Once the proximal nail fold is incised and retracted, a second, elliptical incision is made to excise the hypertrophic lateral nail fold and the adjacent granulation tissue en bloc. The surgeon then meticulously dissects down to the periosteum of the distal phalanx. The critical step is the complete identification and excision of the germinal matrix, including its deep lateral horn. The matrix appears as a pale, glistening tissue layer distinct from the overlying dermis and underlying periosteum. Using a small curette or the tip of a #15 blade, the surgeon aggressively scrapes the base of the lateral recess and the proximal-lateral corner to ensure no matrix cells remain.
After thorough curettage, the tourniquet is released, and meticulous hemostasis is achieved using localized pressure or minimal electrocautery. The wound is copiously irrigated with sterile saline. The eponychial incision and the lateral soft-tissue defect are then approximated. While some surgeons prefer to leave the defect open to heal by secondary intention, primary closure using 4-0 or 5-0 non-absorbable nylon sutures (often in a mattress configuration to evert the skin edges) provides a superior cosmetic result and faster time to epithelialization. The sutures are placed through the remaining nail plate and the lateral skin flap, securely anchoring the soft tissues away from the newly created nail margin.
Chemical Matrixectomy and Soft-Tissue Resection
Chemical matrixectomy, utilizing 89% aqueous phenol or 10% sodium hydroxide, is a highly effective alternative to sharp surgical excision and is favored for its lower post-operative pain profile and reduced risk of iatrogenic nail bed laceration. Following partial nail avulsion, the surgical field must be completely bloodless, as blood rapidly neutralizes phenol. A sterile cotton-tipped applicator is dipped in the chemical agent and aggressively massaged into the proximal lateral recess, targeting the lateral horn of the germinal matrix. The application is typically performed in three successive 30-to-45-second intervals. Following the final application, the area is copiously irrigated and neutralized with isopropyl alcohol (for phenol) or dilute acetic acid (for sodium hydroxide) to prevent collateral chemical burns to the adjacent healthy tissues.
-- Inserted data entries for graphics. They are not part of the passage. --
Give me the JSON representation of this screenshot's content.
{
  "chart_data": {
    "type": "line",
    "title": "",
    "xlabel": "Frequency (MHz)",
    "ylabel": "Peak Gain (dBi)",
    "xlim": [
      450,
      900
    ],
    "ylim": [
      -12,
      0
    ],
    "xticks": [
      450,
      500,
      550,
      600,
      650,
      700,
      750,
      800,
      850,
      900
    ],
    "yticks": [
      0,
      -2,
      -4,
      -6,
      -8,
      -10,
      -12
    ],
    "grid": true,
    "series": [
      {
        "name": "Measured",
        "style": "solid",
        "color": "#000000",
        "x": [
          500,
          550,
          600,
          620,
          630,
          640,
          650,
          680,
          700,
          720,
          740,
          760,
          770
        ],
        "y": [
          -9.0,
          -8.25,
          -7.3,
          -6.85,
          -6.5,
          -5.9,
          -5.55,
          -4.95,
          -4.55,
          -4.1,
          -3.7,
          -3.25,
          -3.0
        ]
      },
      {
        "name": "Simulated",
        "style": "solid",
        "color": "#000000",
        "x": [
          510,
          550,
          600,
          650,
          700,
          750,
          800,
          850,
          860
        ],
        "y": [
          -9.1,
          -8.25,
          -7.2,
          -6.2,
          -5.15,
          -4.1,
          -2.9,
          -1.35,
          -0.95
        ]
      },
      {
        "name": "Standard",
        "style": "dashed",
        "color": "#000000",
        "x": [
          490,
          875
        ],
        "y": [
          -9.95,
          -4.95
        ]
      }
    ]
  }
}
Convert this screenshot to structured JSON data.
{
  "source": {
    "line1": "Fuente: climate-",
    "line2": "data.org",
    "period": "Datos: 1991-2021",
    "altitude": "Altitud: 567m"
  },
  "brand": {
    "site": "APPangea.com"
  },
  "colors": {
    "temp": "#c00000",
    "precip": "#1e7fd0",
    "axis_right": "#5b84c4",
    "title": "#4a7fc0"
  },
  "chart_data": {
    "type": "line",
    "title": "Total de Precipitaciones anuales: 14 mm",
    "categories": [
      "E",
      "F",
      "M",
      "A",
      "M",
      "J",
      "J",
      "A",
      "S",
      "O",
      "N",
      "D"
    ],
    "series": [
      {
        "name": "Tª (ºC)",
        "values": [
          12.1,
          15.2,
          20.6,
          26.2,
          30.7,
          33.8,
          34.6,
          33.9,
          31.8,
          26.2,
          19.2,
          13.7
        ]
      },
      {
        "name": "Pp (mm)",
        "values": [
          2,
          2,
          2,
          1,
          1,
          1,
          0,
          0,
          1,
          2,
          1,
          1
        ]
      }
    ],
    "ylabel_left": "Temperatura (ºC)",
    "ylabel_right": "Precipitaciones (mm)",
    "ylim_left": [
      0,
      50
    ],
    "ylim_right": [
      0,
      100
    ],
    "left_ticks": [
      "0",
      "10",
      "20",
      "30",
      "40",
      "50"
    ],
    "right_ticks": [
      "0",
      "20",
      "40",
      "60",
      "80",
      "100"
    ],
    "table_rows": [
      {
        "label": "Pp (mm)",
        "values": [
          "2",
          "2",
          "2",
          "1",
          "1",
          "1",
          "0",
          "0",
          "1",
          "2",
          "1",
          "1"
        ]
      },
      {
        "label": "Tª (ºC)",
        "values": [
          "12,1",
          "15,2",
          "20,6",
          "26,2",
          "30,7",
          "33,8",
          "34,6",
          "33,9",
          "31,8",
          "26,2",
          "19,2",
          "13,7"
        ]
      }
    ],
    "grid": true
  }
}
Conversely, the soft-tissue resection paradigm, championed by Vandenbos and Bowers in 1959, posits that the nail plate is inherently normal and the pathology lies entirely within the hypertrophic soft tissues. The Vandenbos procedure involves a radical, elliptical excision of the lateral nail fold and the hyperplastic tissue, deliberately sparing the nail plate and the matrix entirely. An incision is made 3 to 5 mm proximal to the base of the nail, curving laterally and distally to encompass the entire hypertrophic fold, extending deep to the periosteum.